Nadler guides the reader through the "Ethics" in developing the nature of freedom. He begins with Spinoza's rejection of the anthropomorphic God of the Abrahamic religions, replacing it with the pantheism (or atheism) of one infinite substance, "God or Nature". He discusses the broad deterministic character of Spinoza's thought and develops Spinoza's concept of human nature expressed in the difficult term "conatus" or the tendency of every being to persist in and develop its own nature.
The body of Nadler's study explains Spinoza's development of his ethics -- his understanding of the good life for persons, expressed in Parts III, IV, and V of his book, "Ethics". Nadler's discussion explores the relationship between reason and the passions for Spinoza. Nadler works to help the reader see how Spinoza developed his concept of human freedom in the face of the strict determinism of his metaphysics. He explores broad questions ranging from Spinoza's understanding of human nature, the nature of virtue and of human happiness, self-esteem and self-love, fortitude, honesty, friendship, whether suicide is ever permissible, and death, and the free man's attitude towards life and death.
Unlike Spinoza's notoriously difficult writing, Nadler writes with grace and simplicity. The book is written as a guide to lay readers as well as a text for those versed in Spinoza's thought. The book discusses Spinoza's text and tries to explain it sympathetically. Various scholarly nuances and alternative readings are mentioned in the text and discussed in the endnotes and in the bibliography. Nadler draws on Spinoza's writings and letters in addition to the "Ethics". His account is enhanced by biographical and historical detail -- he discusses the contents of Spinoza's library, for example; and in discussing Spinoza's view of death, Nadler points out the plague that raged in his lifetime, an eerie reminder of the pandemic of today. Nadler draws insightfully of philosophers who influenced Spinoza, including Aristotle, the Stoics, Maimonides, and Descartes to give the reader context for Spinoza's thought while also drawing apt comparisons between Spinoza's ethics and the ethics of Kant. He also takes the reader back several times to an early work in which Spinoza explained the reasons which lead him from a relatively comfortable, conventional mercantile life to a philosophical life in search of understanding and the good. In a work called "The Treatise on the Emendation of the Intellect" Spinoza had written:
"After experience had taught me the hollowness and futility of everything that is ordinarily encountered in daily life, and I realized that all the things that were the source and object of my anxiety held nothing of good or evil in themselves save insofar as the mind was influenced by them, I resolved at length to enquire whether there existed a true good, one which was capable of communicating itself and could alone affect the mind to the exclusion of all else, whether, in fact, there was something whose joy and acquisition would afford me a continuous and supreme joy to all eternity."

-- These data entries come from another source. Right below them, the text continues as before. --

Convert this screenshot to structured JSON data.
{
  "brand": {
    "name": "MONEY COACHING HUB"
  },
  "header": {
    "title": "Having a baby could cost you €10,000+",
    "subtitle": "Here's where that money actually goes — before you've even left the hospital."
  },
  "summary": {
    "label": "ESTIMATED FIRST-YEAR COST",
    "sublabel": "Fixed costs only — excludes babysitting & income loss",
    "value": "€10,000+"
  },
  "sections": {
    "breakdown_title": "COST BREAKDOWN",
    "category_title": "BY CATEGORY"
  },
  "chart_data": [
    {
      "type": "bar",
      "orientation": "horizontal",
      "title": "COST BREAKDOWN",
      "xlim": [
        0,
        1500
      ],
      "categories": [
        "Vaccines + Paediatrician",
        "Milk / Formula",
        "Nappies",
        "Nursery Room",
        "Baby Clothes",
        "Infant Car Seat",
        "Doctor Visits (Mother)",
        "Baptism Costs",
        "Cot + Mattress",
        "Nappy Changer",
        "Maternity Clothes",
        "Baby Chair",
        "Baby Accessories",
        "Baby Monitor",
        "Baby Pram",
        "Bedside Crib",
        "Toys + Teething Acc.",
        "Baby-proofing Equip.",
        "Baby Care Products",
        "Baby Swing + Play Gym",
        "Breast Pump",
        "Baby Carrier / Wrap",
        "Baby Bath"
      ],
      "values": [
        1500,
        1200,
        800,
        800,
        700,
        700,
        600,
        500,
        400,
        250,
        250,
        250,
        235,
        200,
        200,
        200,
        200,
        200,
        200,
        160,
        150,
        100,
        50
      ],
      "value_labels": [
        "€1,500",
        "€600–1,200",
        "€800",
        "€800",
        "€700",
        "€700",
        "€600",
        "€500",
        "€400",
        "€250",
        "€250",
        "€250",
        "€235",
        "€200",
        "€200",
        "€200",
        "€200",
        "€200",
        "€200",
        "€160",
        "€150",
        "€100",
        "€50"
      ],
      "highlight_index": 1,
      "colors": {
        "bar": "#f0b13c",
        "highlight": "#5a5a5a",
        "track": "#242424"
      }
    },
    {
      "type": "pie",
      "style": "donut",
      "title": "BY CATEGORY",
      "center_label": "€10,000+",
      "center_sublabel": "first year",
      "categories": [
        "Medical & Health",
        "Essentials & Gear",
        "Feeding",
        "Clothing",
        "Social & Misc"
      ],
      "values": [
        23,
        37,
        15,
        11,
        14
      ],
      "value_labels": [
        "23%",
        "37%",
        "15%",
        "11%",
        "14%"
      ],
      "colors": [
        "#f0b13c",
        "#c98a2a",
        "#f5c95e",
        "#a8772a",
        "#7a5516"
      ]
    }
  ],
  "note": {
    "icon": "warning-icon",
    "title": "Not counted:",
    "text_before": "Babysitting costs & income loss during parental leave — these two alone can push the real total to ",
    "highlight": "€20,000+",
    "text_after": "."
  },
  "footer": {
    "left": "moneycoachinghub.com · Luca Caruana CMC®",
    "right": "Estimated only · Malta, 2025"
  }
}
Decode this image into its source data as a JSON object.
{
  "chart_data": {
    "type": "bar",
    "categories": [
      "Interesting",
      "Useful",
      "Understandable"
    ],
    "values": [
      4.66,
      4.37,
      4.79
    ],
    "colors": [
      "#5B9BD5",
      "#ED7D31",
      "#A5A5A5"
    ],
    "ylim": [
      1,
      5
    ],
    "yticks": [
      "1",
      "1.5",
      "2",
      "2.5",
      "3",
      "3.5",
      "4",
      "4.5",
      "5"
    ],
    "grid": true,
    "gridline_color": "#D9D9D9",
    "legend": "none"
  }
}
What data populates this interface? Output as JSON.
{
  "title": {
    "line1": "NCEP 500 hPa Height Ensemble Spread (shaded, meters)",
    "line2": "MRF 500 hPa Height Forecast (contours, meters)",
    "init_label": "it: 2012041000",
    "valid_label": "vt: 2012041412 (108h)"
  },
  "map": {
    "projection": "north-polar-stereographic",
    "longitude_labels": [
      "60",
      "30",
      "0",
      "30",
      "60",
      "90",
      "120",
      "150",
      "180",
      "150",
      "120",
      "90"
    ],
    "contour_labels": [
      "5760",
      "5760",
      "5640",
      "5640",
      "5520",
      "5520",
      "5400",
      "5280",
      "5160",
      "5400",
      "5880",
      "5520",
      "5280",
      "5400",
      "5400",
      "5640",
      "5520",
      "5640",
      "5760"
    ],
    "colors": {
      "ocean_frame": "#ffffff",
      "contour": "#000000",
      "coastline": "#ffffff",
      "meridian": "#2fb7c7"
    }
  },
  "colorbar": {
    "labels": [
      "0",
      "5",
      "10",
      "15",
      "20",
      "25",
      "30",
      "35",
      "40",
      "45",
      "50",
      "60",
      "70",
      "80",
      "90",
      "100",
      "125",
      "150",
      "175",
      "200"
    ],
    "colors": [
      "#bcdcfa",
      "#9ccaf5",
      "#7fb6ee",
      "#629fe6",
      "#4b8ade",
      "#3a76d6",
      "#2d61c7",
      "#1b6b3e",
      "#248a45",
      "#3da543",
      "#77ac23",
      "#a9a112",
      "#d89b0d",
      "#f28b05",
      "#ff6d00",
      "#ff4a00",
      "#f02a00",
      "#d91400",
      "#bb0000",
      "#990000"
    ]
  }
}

The search for the good and for understanding set out in this early autobiographical sketch culminated in the understanding of philosophy and of the part of wisdom set forth in the "Ethics".
I found Nadler's book inspiring in bringing me to think again about Spinoza. "Think Least of Death" will be of value to readers interested in the nature of philosophy as a guide to life and, in particular, to readers who wish to engage with Spinoza.